Zur Wahrung des Anspruchs auf rechtliches Gehör wäre es unabdingbar gewesen, dass zumindest die Steuerkommission auf das Vorbringen des Beschwerdeführers eingegangen wäre, er sei längere Zeit krank gewesen und habe daher die Steuererklärung nicht einreichen können. Sie hätte den Einwand prüfen und den Steuerpflichtigen gegebenenfalls zur Einreichung von Beweisen (Arztzeugnis u.ä.) auffordern müssen. Im Beweisergebnis wären die entscheidrelevanten Überlegungen darzulegen gewesen. Ausserdem wäre die Einsprachebehörde verpflichtet gewesen, in den Erwägungen nicht allein die Verfahrenspflichtverletzung festzustellen, sondern auch die Strafzumessung und ganz besonders die qualifizierenden Merkmale zu erwägen.
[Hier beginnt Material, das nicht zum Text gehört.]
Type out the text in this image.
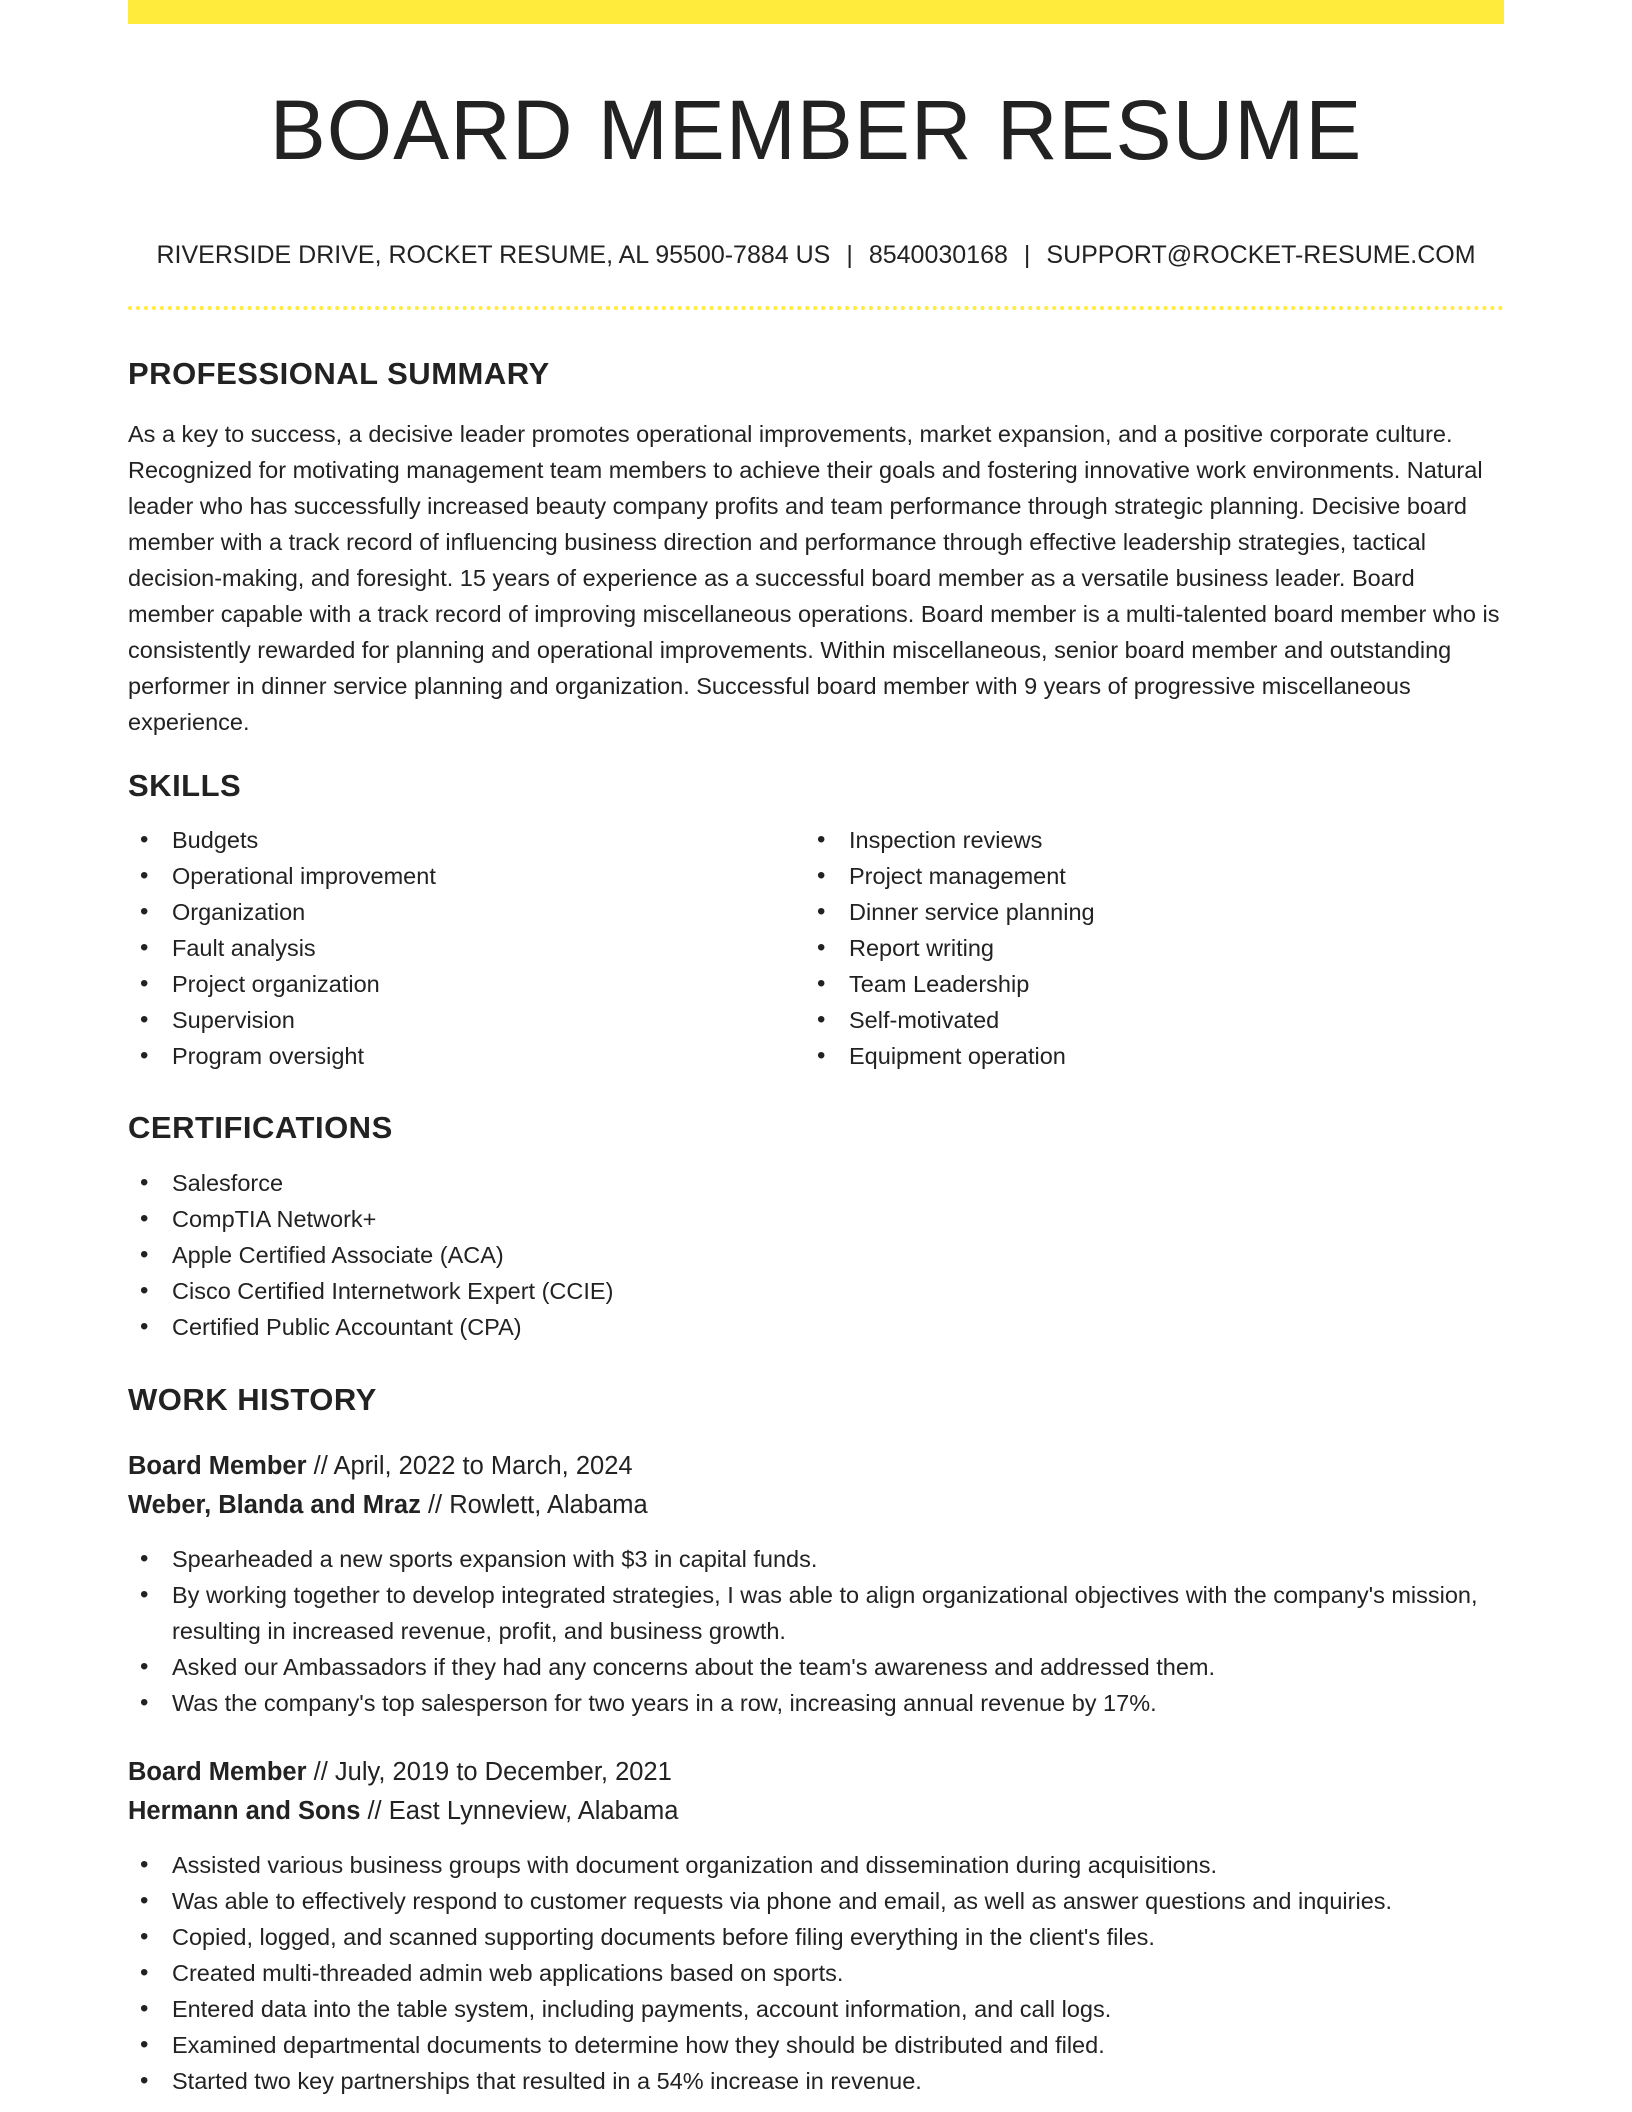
BOARD MEMBER RESUME
RIVERSIDE DRIVE, ROCKET RESUME, AL 95500-7884 US | 8540030168 | SUPPORT@ROCKET-RESUME.COM
PROFESSIONAL SUMMARY

As a key to success, a decisive leader promotes operational improvements, market expansion, and a positive corporate culture. Recognized for motivating management team members to achieve their goals and fostering innovative work environments. Natural leader who has successfully increased beauty company profits and team performance through strategic planning. Decisive board member with a track record of influencing business direction and performance through effective leadership strategies, tactical decision-making, and foresight. 15 years of experience as a successful board member as a versatile business leader. Board member capable with a track record of improving miscellaneous operations. Board member is a multi-talented board member who is consistently rewarded for planning and operational improvements. Within miscellaneous, senior board member and outstanding performer in dinner service planning and organization. Successful board member with 9 years of progressive miscellaneous experience.

SKILLS
• Budgets
• Operational improvement
• Organization
• Fault analysis
• Project organization
• Supervision
• Program oversight
• Inspection reviews
• Project management
• Dinner service planning
• Report writing
• Team Leadership
• Self-motivated
• Equipment operation
CERTIFICATIONS
• Salesforce
• CompTIA Network+
• Apple Certified Associate (ACA)
• Cisco Certified Internetwork Expert (CCIE)
• Certified Public Accountant (CPA)
WORK HISTORY
Board Member // April, 2022 to March, 2024
Weber, Blanda and Mraz // Rowlett, Alabama
• Spearheaded a new sports expansion with $3 in capital funds.
• By working together to develop integrated strategies, I was able to align organizational objectives with the company's mission, resulting in increased revenue, profit, and business growth.
• Asked our Ambassadors if they had any concerns about the team's awareness and addressed them.
• Was the company's top salesperson for two years in a row, increasing annual revenue by 17%.
Board Member // July, 2019 to December, 2021
Hermann and Sons // East Lynneview, Alabama
• Assisted various business groups with document organization and dissemination during acquisitions.
• Was able to effectively respond to customer requests via phone and email, as well as answer questions and inquiries.
• Copied, logged, and scanned supporting documents before filing everything in the client's files.
• Created multi-threaded admin web applications based on sports.
• Entered data into the table system, including payments, account information, and call logs.
• Examined departmental documents to determine how they should be distributed and filed.
• Started two key partnerships that resulted in a 54% increase in revenue.
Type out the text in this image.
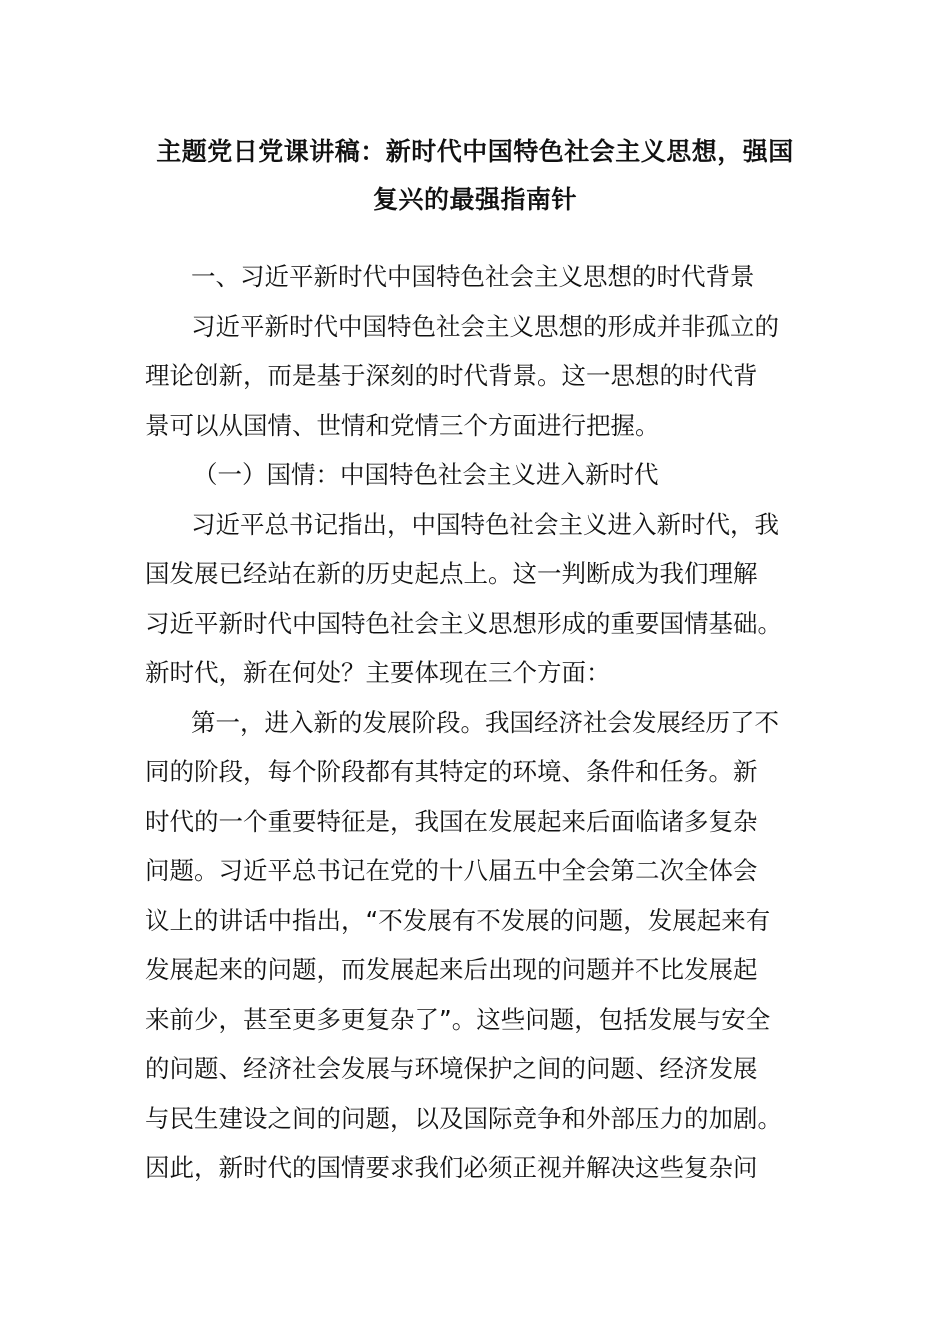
主题党日党课讲稿：新时代中国特色社会主义思想，强国
复兴的最强指南针
一、习近平新时代中国特色社会主义思想的时代背景
习近平新时代中国特色社会主义思想的形成并非孤立的
理论创新，而是基于深刻的时代背景。这一思想的时代背
景可以从国情、世情和党情三个方面进行把握。
（一）国情：中国特色社会主义进入新时代
习近平总书记指出，中国特色社会主义进入新时代，我
国发展已经站在新的历史起点上。这一判断成为我们理解
习近平新时代中国特色社会主义思想形成的重要国情基础。
新时代，新在何处？主要体现在三个方面：
第一，进入新的发展阶段。我国经济社会发展经历了不
同的阶段，每个阶段都有其特定的环境、条件和任务。新
时代的一个重要特征是，我国在发展起来后面临诸多复杂
问题。习近平总书记在党的十八届五中全会第二次全体会
议上的讲话中指出，“不发展有不发展的问题，发展起来有
发展起来的问题，而发展起来后出现的问题并不比发展起
来前少，甚至更多更复杂了”。这些问题，包括发展与安全
的问题、经济社会发展与环境保护之间的问题、经济发展
与民生建设之间的问题，以及国际竞争和外部压力的加剧。
因此，新时代的国情要求我们必须正视并解决这些复杂问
Indem die Steuerkommission jedoch hierfür allein auf das Bussenschema verwies und jegliche Auseinandersetzung mit den wesentlichen Vorbringen des Einsprechers unterblieb, kam sie ihrer Begründungspflicht nicht gebührend nach. Der angefochtene Entscheid verletzt deshalb mangels gehöriger Begründung den Anspruch des Beschwerdeführers auf rechtliches Gehör gemäss Art. 29 Abs. 2 BV.

Damit ist erstellt, dass die Vorinstanz den verfassungsmässigen Verfahrensrechten des Beschuldigten nicht nachgekommen war. Der Einspracheentscheid ist deshalb aufzuheben.